His breakout came the year before, when the Pirates assigned him to their low-Class A affiliate in Charleston, W.Va., with little fanfare. Polanco had hit .218 in two seasons in the Gulf Coast League, but his West Virginia manager, Rick Sofield, saw something.
Sofield, now the Pirates’ first-base coach, said Polanco had a body out of the movie “Avatar” and deceptive speed for someone his size. Players with long, loping strides rarely have the burst that Polanco does. Fewer still, Sofield said, have the athleticism and baseball intellect to apply mechanical adjustments at the plate.
“A lot of guys will try it but not trust it,” Sofield said. “Polanco has the ability to filter through what it means and put it into play. He just grabbed all the information and ran with it and wound up as the best player in that league.”

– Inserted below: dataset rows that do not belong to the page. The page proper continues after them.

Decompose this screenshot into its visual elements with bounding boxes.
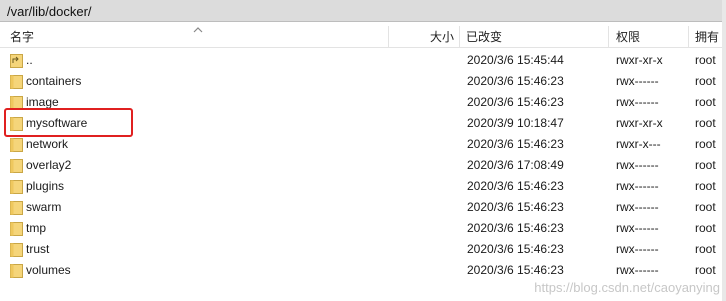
table-row[interactable]: volumes 2020/3/6 15:46:23 rwx------ root bbox=[0, 260, 726, 281]
path-bar[interactable]: /var/lib/docker/ bbox=[0, 0, 726, 22]
file-name: plugins bbox=[26, 179, 65, 193]
folder-icon bbox=[10, 117, 23, 131]
file-owner: root bbox=[695, 95, 716, 109]
file-name: overlay2 bbox=[26, 158, 72, 172]
file-owner: root bbox=[695, 263, 716, 277]
folder-icon bbox=[10, 96, 23, 110]
file-list: .. 2020/3/6 15:45:44 rwxr-xr-x root cont… bbox=[0, 50, 726, 281]
file-owner: root bbox=[695, 200, 716, 214]
file-name: trust bbox=[26, 242, 50, 256]
column-modified-header[interactable]: 已改变 bbox=[466, 26, 502, 47]
column-permissions-header[interactable]: 权限 bbox=[616, 26, 640, 47]
file-name: tmp bbox=[26, 221, 47, 235]
file-name: .. bbox=[26, 53, 33, 67]
folder-icon bbox=[10, 201, 23, 215]
file-name: volumes bbox=[26, 263, 71, 277]
folder-icon bbox=[10, 222, 23, 236]
file-permissions: rwx------ bbox=[616, 263, 659, 277]
file-owner: root bbox=[695, 137, 716, 151]
file-modified: 2020/3/6 15:45:44 bbox=[467, 53, 564, 67]
folder-icon bbox=[10, 180, 23, 194]
table-row[interactable]: mysoftware 2020/3/9 10:18:47 rwxr-xr-x r… bbox=[0, 113, 726, 134]
folder-icon bbox=[10, 243, 23, 257]
file-modified: 2020/3/6 15:46:23 bbox=[467, 263, 564, 277]
file-name: network bbox=[26, 137, 69, 151]
file-modified: 2020/3/6 17:08:49 bbox=[467, 158, 564, 172]
file-permissions: rwx------ bbox=[616, 74, 659, 88]
file-owner: root bbox=[695, 53, 716, 67]
file-name: swarm bbox=[26, 200, 62, 214]
file-permissions: rwxr-xr-x bbox=[616, 116, 663, 130]
file-modified: 2020/3/6 15:46:23 bbox=[467, 74, 564, 88]
column-name-header[interactable]: 名字 bbox=[10, 26, 34, 47]
folder-icon bbox=[10, 138, 23, 152]
file-owner: root bbox=[695, 221, 716, 235]
file-modified: 2020/3/6 15:46:23 bbox=[467, 137, 564, 151]
file-permissions: rwxr-x--- bbox=[616, 137, 661, 151]
watermark-text: https://blog.csdn.net/caoyanying bbox=[534, 280, 720, 295]
file-modified: 2020/3/6 15:46:23 bbox=[467, 221, 564, 235]
column-header: 名字 大小 已改变 权限 拥有 bbox=[0, 26, 726, 48]
parent-folder-icon bbox=[10, 54, 23, 68]
column-size-header[interactable]: 大小 bbox=[388, 26, 454, 47]
file-permissions: rwx------ bbox=[616, 95, 659, 109]
folder-icon bbox=[10, 264, 23, 278]
table-row[interactable]: image 2020/3/6 15:46:23 rwx------ root bbox=[0, 92, 726, 113]
column-divider[interactable] bbox=[688, 26, 689, 47]
file-browser-window: /var/lib/docker/ 名字 大小 已改变 权限 拥有 .. 2020… bbox=[0, 0, 726, 301]
file-permissions: rwx------ bbox=[616, 158, 659, 172]
table-row[interactable]: network 2020/3/6 15:46:23 rwxr-x--- root bbox=[0, 134, 726, 155]
file-modified: 2020/3/6 15:46:23 bbox=[467, 200, 564, 214]
file-permissions: rwxr-xr-x bbox=[616, 53, 663, 67]
column-divider[interactable] bbox=[608, 26, 609, 47]
vertical-scrollbar[interactable] bbox=[722, 0, 726, 301]
column-owner-header[interactable]: 拥有 bbox=[695, 26, 719, 47]
file-modified: 2020/3/6 15:46:23 bbox=[467, 179, 564, 193]
file-owner: root bbox=[695, 116, 716, 130]
file-permissions: rwx------ bbox=[616, 242, 659, 256]
table-row[interactable]: .. 2020/3/6 15:45:44 rwxr-xr-x root bbox=[0, 50, 726, 71]
table-row[interactable]: plugins 2020/3/6 15:46:23 rwx------ root bbox=[0, 176, 726, 197]
file-permissions: rwx------ bbox=[616, 179, 659, 193]
table-row[interactable]: tmp 2020/3/6 15:46:23 rwx------ root bbox=[0, 218, 726, 239]
folder-icon bbox=[10, 75, 23, 89]
file-modified: 2020/3/9 10:18:47 bbox=[467, 116, 564, 130]
file-owner: root bbox=[695, 74, 716, 88]
folder-icon bbox=[10, 159, 23, 173]
file-owner: root bbox=[695, 158, 716, 172]
file-permissions: rwx------ bbox=[616, 221, 659, 235]
file-name: mysoftware bbox=[26, 116, 88, 130]
file-modified: 2020/3/6 15:46:23 bbox=[467, 95, 564, 109]
file-modified: 2020/3/6 15:46:23 bbox=[467, 242, 564, 256]
current-path: /var/lib/docker/ bbox=[7, 4, 92, 19]
file-permissions: rwx------ bbox=[616, 200, 659, 214]
table-row[interactable]: swarm 2020/3/6 15:46:23 rwx------ root bbox=[0, 197, 726, 218]
column-divider[interactable] bbox=[459, 26, 460, 47]
table-row[interactable]: containers 2020/3/6 15:46:23 rwx------ r… bbox=[0, 71, 726, 92]
file-name: image bbox=[26, 95, 59, 109]
file-owner: root bbox=[695, 242, 716, 256]
sort-ascending-icon bbox=[193, 27, 203, 33]
file-owner: root bbox=[695, 179, 716, 193]
table-row[interactable]: overlay2 2020/3/6 17:08:49 rwx------ roo… bbox=[0, 155, 726, 176]
table-row[interactable]: trust 2020/3/6 15:46:23 rwx------ root bbox=[0, 239, 726, 260]
file-name: containers bbox=[26, 74, 82, 88]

Gayo had known about the maturity. Polanco came from a structured home, he said, with parents in law enforcement. Gayo also knew about the body control and the quick, compact swing. The raw speed is a bit of a surprise — “It’s insane; it’s like Jim Thome running like Kenny Lofton,” Gayo said — but Polanco’s patience at the plate is not.

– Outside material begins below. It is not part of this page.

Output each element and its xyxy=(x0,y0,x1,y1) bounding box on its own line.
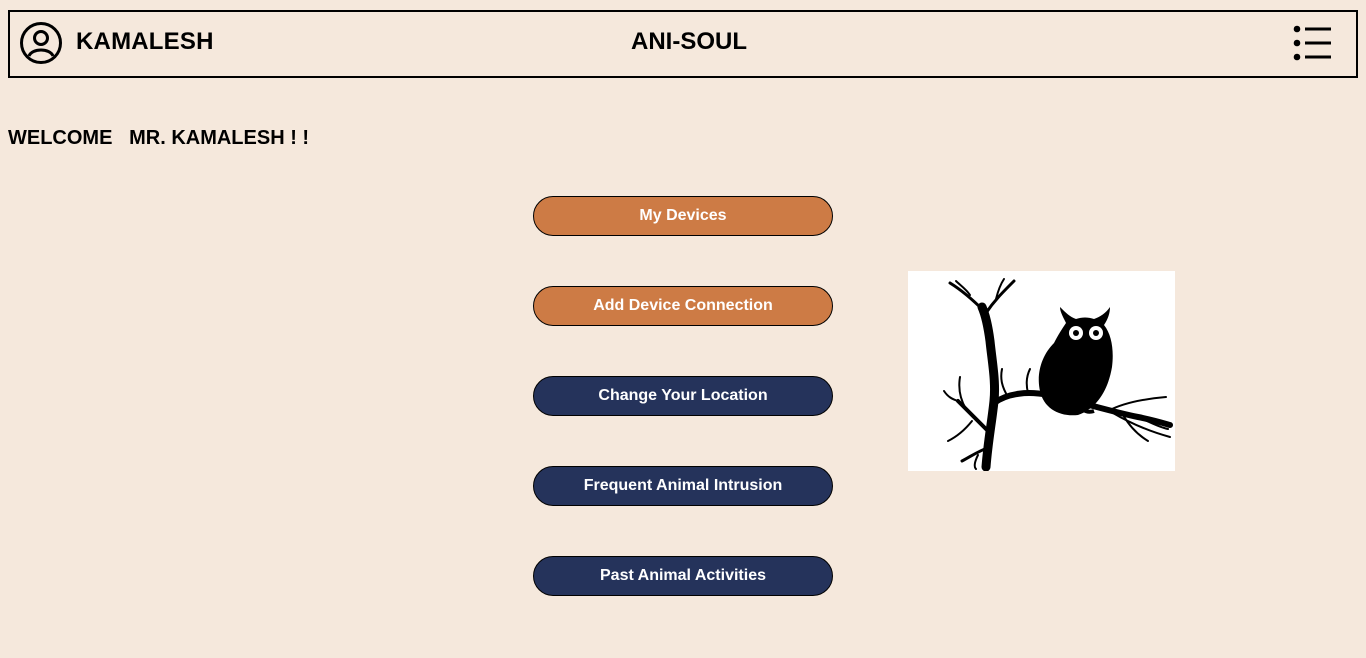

He rarely swings at pitches outside the strike zone, averaging 4.03 pitches per plate appearance through Tuesday. (The major league average is 3.84.) Some organizations, like the Mets, work hard to drill a more disciplined hitting philosophy into their hitters’ mind-sets. With Polanco, it came naturally.
“We have guys nowadays who are what I call manufactured pitch-takers,” Gayo said. “This guy’s in hit mode until the last second, and then it might be — ‘No.’ He sees a lot of pitches but not because he’s trying to do that. It’s who he is. He’s just got a great baseball I.Q.”
Polanco said that he had always been able to recognize pitches well and that the approach had helped so far. He had never seen a major league game until he played in one and was moved by the fans’ enthusiasm for him at PNC Park.
“I feel very happy, how they see me there,” he said. “That’s something that makes me proud.”
For Pirates fans, the midseason promotion of an impact player has become an annual event: Marte in 2012, starter Gerrit Cole last June and now Polanco. They wanted to see him sooner, but now that he is here, they should have him for a long time.
Polanco will be in right field, where he belongs.
“Michelangelo, when he looked at the Sistine Chapel, must have thought, ‘I don’t know if I can do better than this,’ ” Gayo said. “That’s kind of how I see him — I don’t know if I can do better than that.”